Embedding is not a one-time event. It is an ongoing process of monitoring, adjusting, and improving. The practices that do this well treat AI implementation like any other quality improvement project — with regular review cycles and a willingness to change course if the data tells them to.

A realistic timeline

Here is what a realistic timeline looks like for a typical practice:

Weeks 1–2: Initial discussion and decision meeting. Appoint AI lead.

Weeks 3–4: Tool evaluation and selection. Begin DPIA.

Weeks 5–6: Complete governance (DPIA, ICO, Caldicott). Prepare patient communications. Set up pilot protocol.

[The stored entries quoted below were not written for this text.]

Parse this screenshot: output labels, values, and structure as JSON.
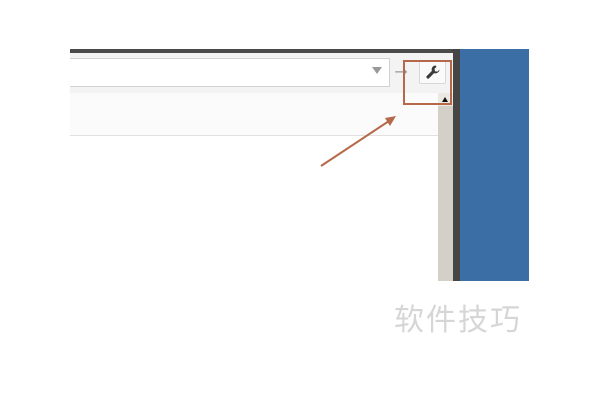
{
  "toolbar": {
    "dropdown_icon": "chevron-down-icon",
    "go_icon": "arrow-right-icon",
    "go_glyph": "→",
    "tools_icon": "wrench-icon"
  },
  "scrollbar": {
    "up_icon": "triangle-up-icon"
  },
  "annotation": {
    "color": "#b5694a"
  },
  "desktop": {
    "color": "#3a6ea5"
  },
  "watermark": {
    "text": "软件技巧"
  }
}
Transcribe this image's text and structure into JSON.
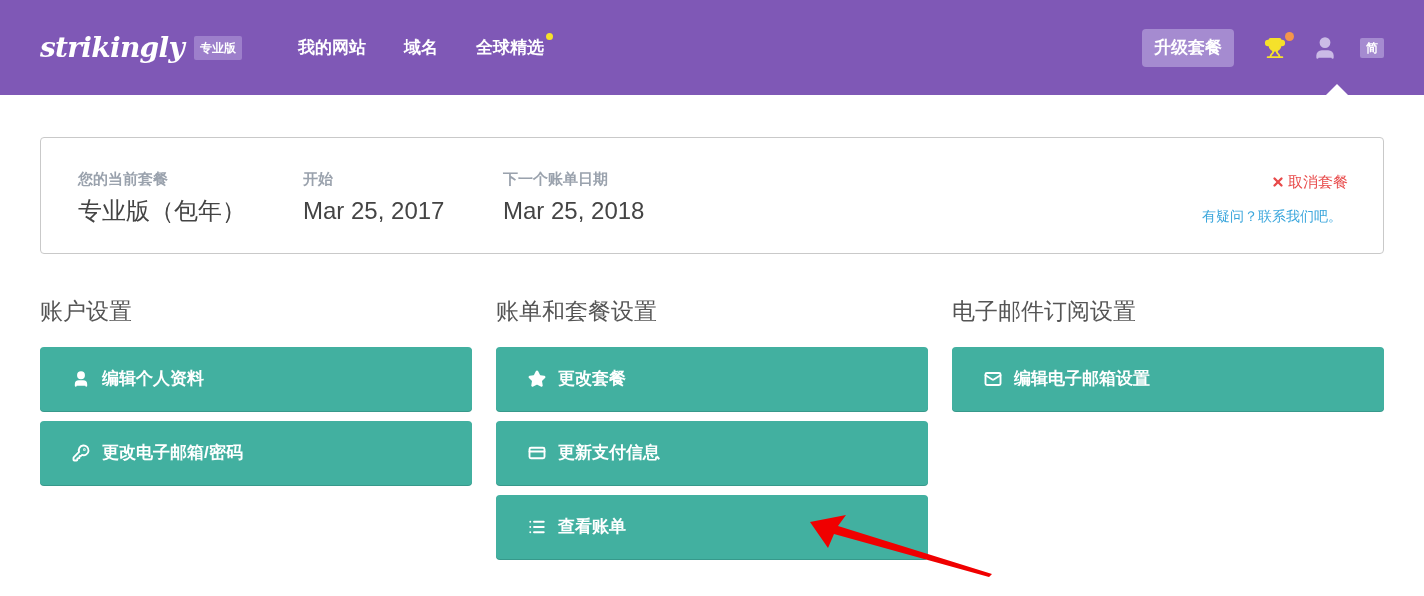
{
  "header": {
    "logo": "strikingly",
    "plan_badge": "专业版",
    "nav": [
      {
        "label": "我的网站",
        "notice": false
      },
      {
        "label": "域名",
        "notice": false
      },
      {
        "label": "全球精选",
        "notice": true
      }
    ],
    "upgrade_button": "升级套餐",
    "trophy_notice": true,
    "language": "简"
  },
  "plan": {
    "fields": [
      {
        "label": "您的当前套餐",
        "value": "专业版（包年）"
      },
      {
        "label": "开始",
        "value": "Mar 25, 2017"
      },
      {
        "label": "下一个账单日期",
        "value": "Mar 25, 2018"
      }
    ],
    "cancel": "取消套餐",
    "help_link": "有疑问？联系我们吧。"
  },
  "sections": [
    {
      "title": "账户设置",
      "buttons": [
        {
          "label": "编辑个人资料",
          "kind": "user"
        },
        {
          "label": "更改电子邮箱/密码",
          "kind": "key"
        }
      ]
    },
    {
      "title": "账单和套餐设置",
      "buttons": [
        {
          "label": "更改套餐",
          "kind": "star"
        },
        {
          "label": "更新支付信息",
          "kind": "card"
        },
        {
          "label": "查看账单",
          "kind": "list"
        }
      ]
    },
    {
      "title": "电子邮件订阅设置",
      "buttons": [
        {
          "label": "编辑电子邮箱设置",
          "kind": "mail"
        }
      ]
    }
  ]
}
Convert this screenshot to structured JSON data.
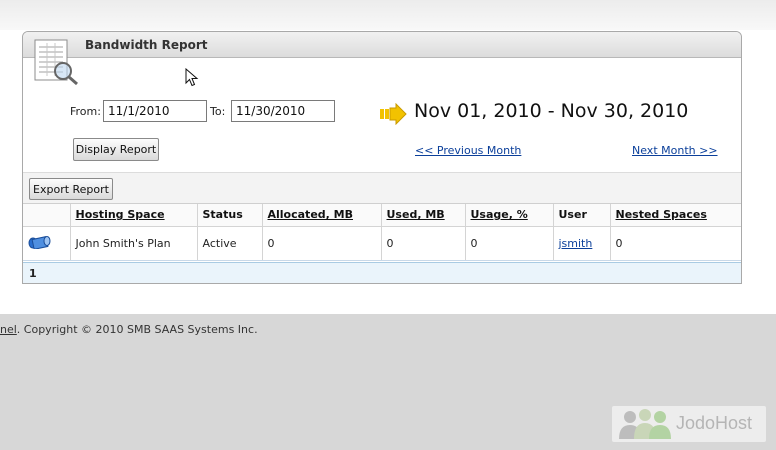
{
  "panel": {
    "title": "Bandwidth Report"
  },
  "filters": {
    "from_label": "From:",
    "from_value": "11/1/2010",
    "to_label": "To:",
    "to_value": "11/30/2010",
    "date_range": "Nov 01, 2010 - Nov 30, 2010",
    "display_button": "Display Report",
    "prev_link": "<< Previous Month",
    "next_link": "Next Month >>"
  },
  "toolbar": {
    "export_button": "Export Report"
  },
  "table": {
    "headers": [
      "",
      "Hosting Space",
      "Status",
      "Allocated, MB",
      "Used, MB",
      "Usage, %",
      "User",
      "Nested Spaces"
    ],
    "rows": [
      {
        "space": "John Smith's Plan",
        "status": "Active",
        "allocated": "0",
        "used": "0",
        "usage": "0",
        "user": "jsmith",
        "nested": "0"
      }
    ]
  },
  "pager": {
    "current_page": "1"
  },
  "footer": {
    "copyright_link": "nel",
    "copyright_text": ". Copyright © 2010 SMB SAAS Systems Inc."
  },
  "watermark": {
    "text": "JodoHost"
  },
  "colors": {
    "accent_arrow": "#f2c200",
    "link": "#0b3f9a",
    "footer_bg": "#d7d7d7"
  }
}
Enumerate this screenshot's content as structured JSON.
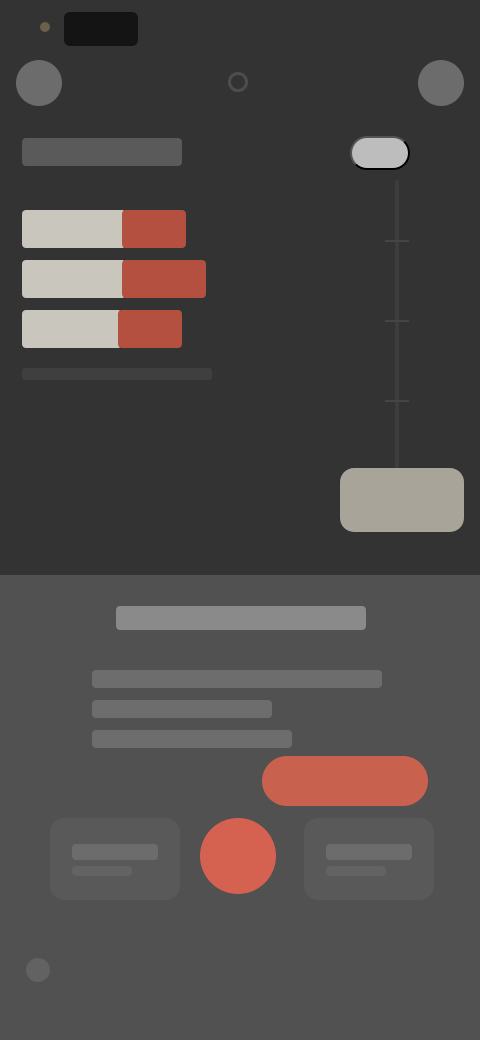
{
  "status_bar": {
    "time": ""
  },
  "header": {
    "left_button_icon": "menu-icon",
    "center_icon": "info-icon",
    "right_button_icon": "profile-icon"
  },
  "main": {
    "title": "",
    "chip_label": "",
    "levels": [
      {
        "label": "",
        "light_fraction": 0.52,
        "red_fraction": 0.32
      },
      {
        "label": "",
        "light_fraction": 0.52,
        "red_fraction": 0.42
      },
      {
        "label": "",
        "light_fraction": 0.5,
        "red_fraction": 0.32
      }
    ],
    "levels_caption": "",
    "primary_button": "",
    "slider_position": 0.1
  },
  "sheet": {
    "title": "",
    "lines": [
      "",
      "",
      ""
    ],
    "cta": "",
    "option_left": {
      "title": "",
      "subtitle": ""
    },
    "option_right": {
      "title": "",
      "subtitle": ""
    },
    "record_icon": "record-icon"
  },
  "colors": {
    "accent": "#d56251",
    "top_bg": "#333333",
    "sheet_bg": "#515151"
  }
}
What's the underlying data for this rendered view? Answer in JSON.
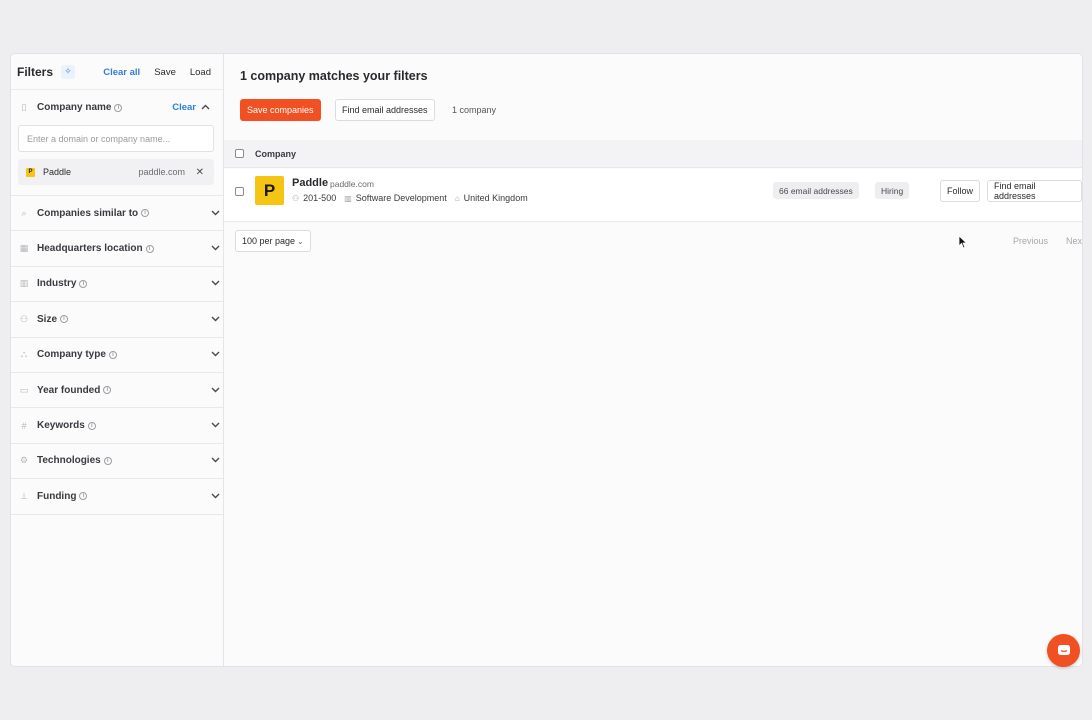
{
  "sidebar": {
    "title": "Filters",
    "clear_all": "Clear all",
    "save": "Save",
    "load": "Load",
    "company_name": {
      "label": "Company name",
      "clear": "Clear",
      "placeholder": "Enter a domain or company name...",
      "chip": {
        "logo_letter": "P",
        "name": "Paddle",
        "domain": "paddle.com"
      }
    },
    "filters": [
      {
        "label": "Companies similar to",
        "icon": "search-icon"
      },
      {
        "label": "Headquarters location",
        "icon": "building-icon"
      },
      {
        "label": "Industry",
        "icon": "industry-icon"
      },
      {
        "label": "Size",
        "icon": "people-icon"
      },
      {
        "label": "Company type",
        "icon": "org-icon"
      },
      {
        "label": "Year founded",
        "icon": "calendar-icon"
      },
      {
        "label": "Keywords",
        "icon": "hash-icon"
      },
      {
        "label": "Technologies",
        "icon": "gear-icon"
      },
      {
        "label": "Funding",
        "icon": "funding-icon"
      }
    ]
  },
  "main": {
    "title": "1 company matches your filters",
    "save_companies": "Save companies",
    "find_emails": "Find email addresses",
    "count": "1 company",
    "table": {
      "header": "Company",
      "rows": [
        {
          "logo_letter": "P",
          "name": "Paddle",
          "domain": "paddle.com",
          "size": "201-500",
          "industry": "Software Development",
          "location": "United Kingdom",
          "emails_badge": "66 email addresses",
          "hiring_badge": "Hiring",
          "follow": "Follow",
          "find_emails": "Find email addresses"
        }
      ]
    },
    "per_page": "100 per page",
    "previous": "Previous",
    "next": "Next"
  },
  "colors": {
    "accent": "#f05022",
    "link": "#2f7ed8",
    "logo_yellow": "#f5c513"
  }
}
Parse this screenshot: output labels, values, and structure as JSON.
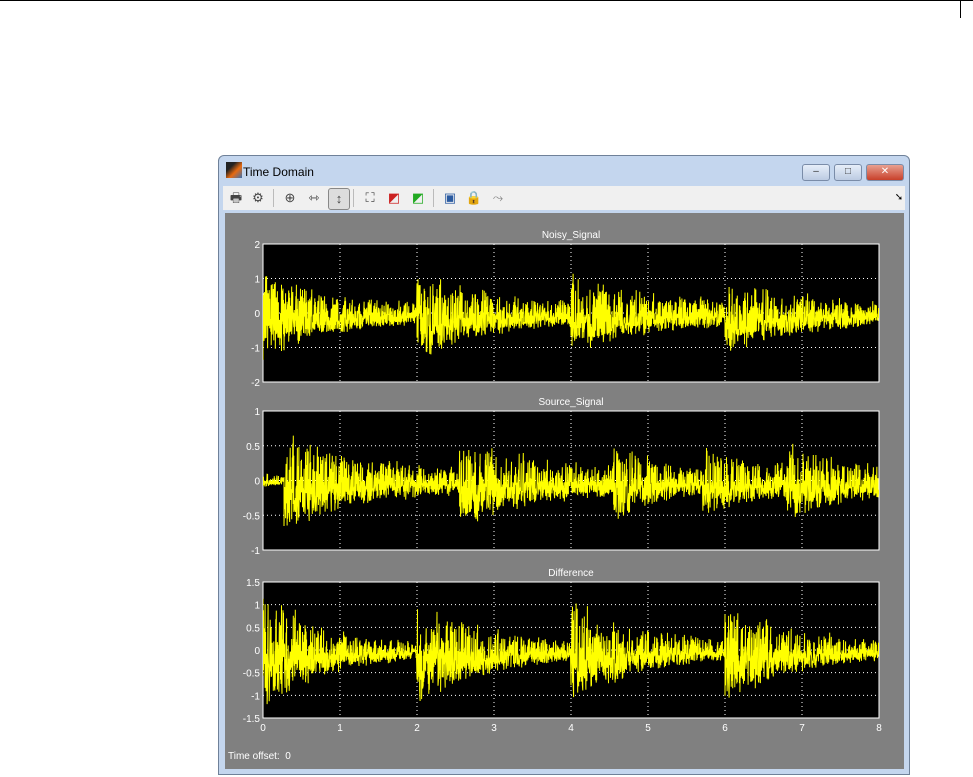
{
  "window": {
    "title": "Time Domain",
    "minimize": "–",
    "maximize": "□",
    "close": "✕"
  },
  "toolbar": {
    "icons": [
      "print-icon",
      "parameters-gear-icon",
      "zoom-in-icon",
      "zoom-x-icon",
      "zoom-y-icon",
      "autoscale-icon",
      "save-axes-icon",
      "restore-axes-icon",
      "highlight-block-icon",
      "lock-icon",
      "signal-selector-icon"
    ],
    "arrow": "➘"
  },
  "footer": {
    "time_offset_label": "Time offset:",
    "time_offset_value": "0"
  },
  "colors": {
    "trace": "#ffff00",
    "axes_bg": "#000000",
    "figure_bg": "#808080"
  },
  "chart_data": [
    {
      "type": "line",
      "title": "Noisy_Signal",
      "xlim": [
        0,
        8
      ],
      "ylim": [
        -2,
        2
      ],
      "xticks": [
        "0",
        "1",
        "2",
        "3",
        "4",
        "5",
        "6",
        "7",
        "8"
      ],
      "yticks": [
        "2",
        "1",
        "0",
        "-1",
        "-2"
      ],
      "grid": true,
      "bursts": [
        {
          "start": 0,
          "peak": 1.4,
          "end_amp": 0.4
        },
        {
          "start": 2,
          "peak": 1.4,
          "end_amp": 0.5
        },
        {
          "start": 4,
          "peak": 1.3,
          "end_amp": 0.6
        },
        {
          "start": 6,
          "peak": 1.3,
          "end_amp": 0.5
        }
      ]
    },
    {
      "type": "line",
      "title": "Source_Signal",
      "xlim": [
        0,
        8
      ],
      "ylim": [
        -1,
        1
      ],
      "xticks": [
        "0",
        "1",
        "2",
        "3",
        "4",
        "5",
        "6",
        "7",
        "8"
      ],
      "yticks": [
        "1",
        "0.5",
        "0",
        "-0.5",
        "-1"
      ],
      "grid": true,
      "bursts": [
        {
          "start": 0,
          "peak": 0.15,
          "end_amp": 0.1
        },
        {
          "start": 0.27,
          "peak": 0.8,
          "end_amp": 0.25
        },
        {
          "start": 2.55,
          "peak": 0.75,
          "end_amp": 0.3
        },
        {
          "start": 4.55,
          "peak": 0.7,
          "end_amp": 0.3
        },
        {
          "start": 5.7,
          "peak": 0.65,
          "end_amp": 0.35
        },
        {
          "start": 6.8,
          "peak": 0.65,
          "end_amp": 0.4
        }
      ]
    },
    {
      "type": "line",
      "title": "Difference",
      "xlim": [
        0,
        8
      ],
      "ylim": [
        -1.5,
        1.5
      ],
      "xticks": [
        "0",
        "1",
        "2",
        "3",
        "4",
        "5",
        "6",
        "7",
        "8"
      ],
      "yticks": [
        "1.5",
        "1",
        "0.5",
        "0",
        "-0.5",
        "-1",
        "-1.5"
      ],
      "grid": true,
      "bursts": [
        {
          "start": 0,
          "peak": 1.4,
          "end_amp": 0.15
        },
        {
          "start": 2,
          "peak": 1.4,
          "end_amp": 0.2
        },
        {
          "start": 4,
          "peak": 1.3,
          "end_amp": 0.2
        },
        {
          "start": 6,
          "peak": 1.3,
          "end_amp": 0.2
        }
      ]
    }
  ]
}
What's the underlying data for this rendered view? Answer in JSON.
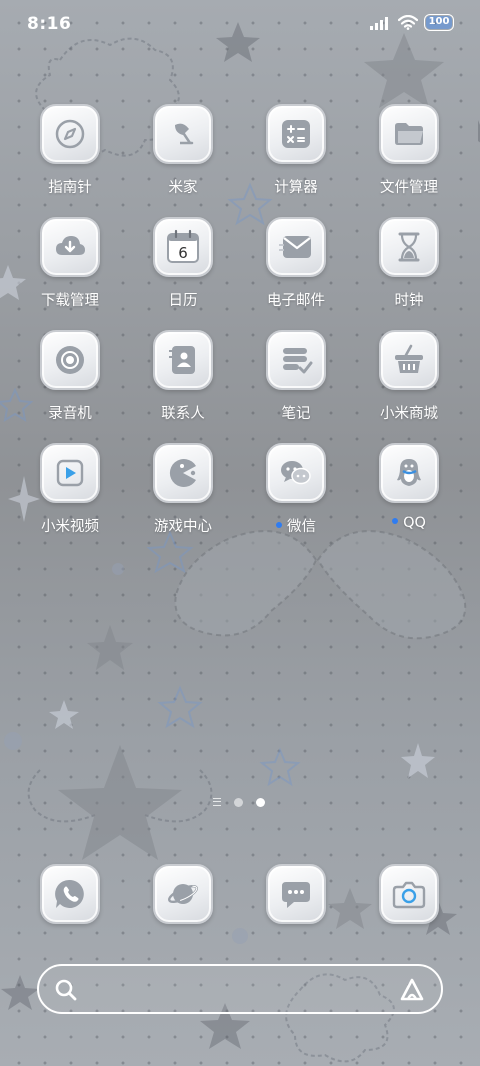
{
  "status": {
    "time": "8:16",
    "battery": "100",
    "signal_icon": "signal-icon",
    "wifi_icon": "wifi-icon"
  },
  "apps": [
    {
      "label": "指南针",
      "icon": "compass-icon"
    },
    {
      "label": "米家",
      "icon": "mijia-lamp-icon"
    },
    {
      "label": "计算器",
      "icon": "calculator-icon"
    },
    {
      "label": "文件管理",
      "icon": "folder-icon"
    },
    {
      "label": "下载管理",
      "icon": "download-icon"
    },
    {
      "label": "日历",
      "icon": "calendar-icon",
      "calendar_day": "6"
    },
    {
      "label": "电子邮件",
      "icon": "email-icon"
    },
    {
      "label": "时钟",
      "icon": "hourglass-icon"
    },
    {
      "label": "录音机",
      "icon": "recorder-icon"
    },
    {
      "label": "联系人",
      "icon": "contacts-icon"
    },
    {
      "label": "笔记",
      "icon": "notes-icon"
    },
    {
      "label": "小米商城",
      "icon": "shopping-basket-icon"
    },
    {
      "label": "小米视频",
      "icon": "video-play-icon"
    },
    {
      "label": "游戏中心",
      "icon": "game-pacman-icon"
    },
    {
      "label": "微信",
      "icon": "wechat-icon",
      "new_dot": true
    },
    {
      "label": "QQ",
      "icon": "qq-penguin-icon",
      "new_dot": true
    }
  ],
  "dock": [
    {
      "icon": "phone-icon"
    },
    {
      "icon": "browser-planet-icon"
    },
    {
      "icon": "messages-icon"
    },
    {
      "icon": "camera-icon"
    }
  ],
  "page_indicator": {
    "pages": 2,
    "current": 2
  },
  "colors": {
    "icon_stroke": "#9aa0a8",
    "badge": "#2f7cf0",
    "calendar_red": "#e05a4a"
  }
}
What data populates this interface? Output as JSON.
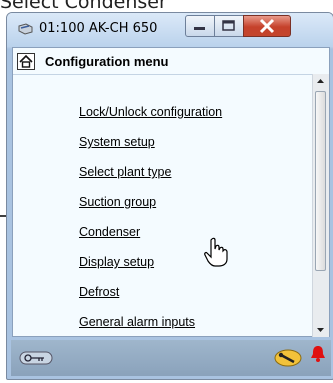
{
  "caption_text": "Select Condenser",
  "window": {
    "title": "01:100 AK-CH 650",
    "minimize_icon": "minimize-icon",
    "maximize_icon": "maximize-icon",
    "close_icon": "close-icon"
  },
  "header": {
    "title": "Configuration menu",
    "icon": "home-icon"
  },
  "menu": {
    "items": [
      {
        "label": "Lock/Unlock configuration"
      },
      {
        "label": "System setup"
      },
      {
        "label": "Select plant type"
      },
      {
        "label": "Suction group"
      },
      {
        "label": "Condenser"
      },
      {
        "label": "Display setup"
      },
      {
        "label": "Defrost"
      },
      {
        "label": "General alarm inputs"
      }
    ],
    "highlighted": "Condenser"
  },
  "bottom": {
    "left_icon": "key-icon",
    "right_icon": "wrench-icon",
    "alarm_icon": "alarm-bell-icon"
  },
  "colors": {
    "content_bg": "#f4fbff",
    "close_button": "#c5412b",
    "alarm": "#e01010"
  }
}
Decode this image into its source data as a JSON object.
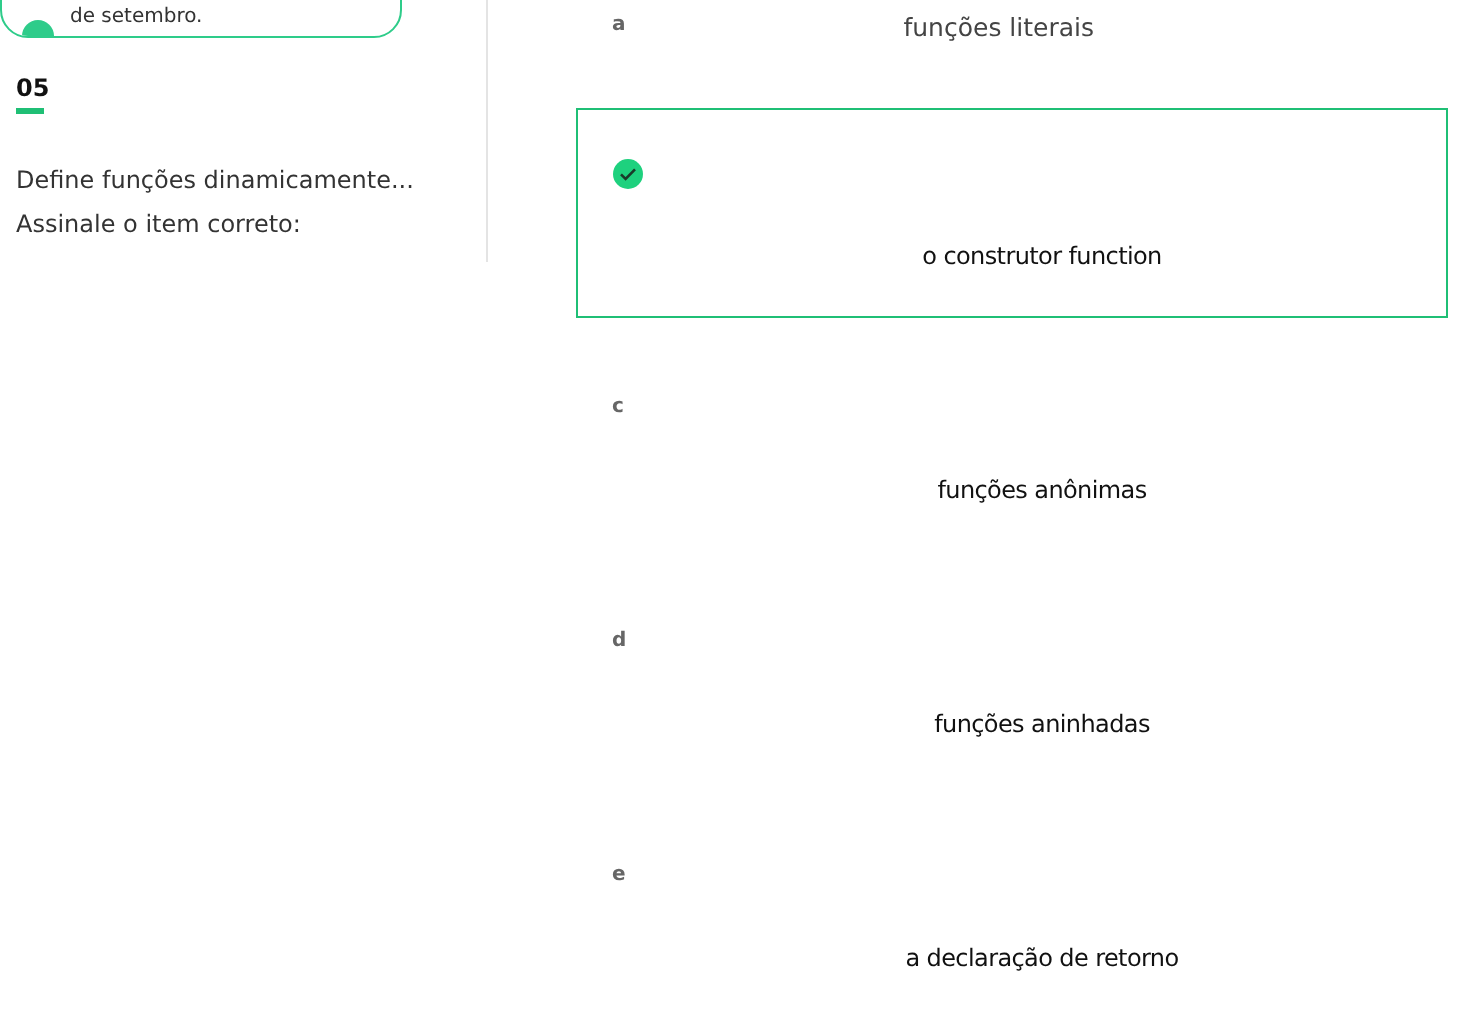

Weeks 7–12: Run the pilot. Collect data.

Week 13: Evaluate pilot results. Present to team. Decide on wider rollout.

Weeks 14–16: Train remaining team members. Update protocols. Go live.

That is about four months from decision to full implementation. It can be done faster, but rushing usually means cutting corners on governance or training. Both will cost you more time later.

If your practice has already adopted AI tools without this process, that is okay. You are not starting from scratch — you are starting from where you are. Go through the preparation and governance steps now. Formalise what is already happening. Fill the gaps. It is always better to regularise late than to leave gaps open.

Key Takeaway

Successful AI implementation follows four phases: Decide (collective decision at a proper meeting), Prepare (appoint a lead, choose one tool, complete governance), Pilot (structured test with two to three clinicians over four to six weeks), and Embed (train everyone, update protocols, set review dates). Expect about four months from decision to full implementation.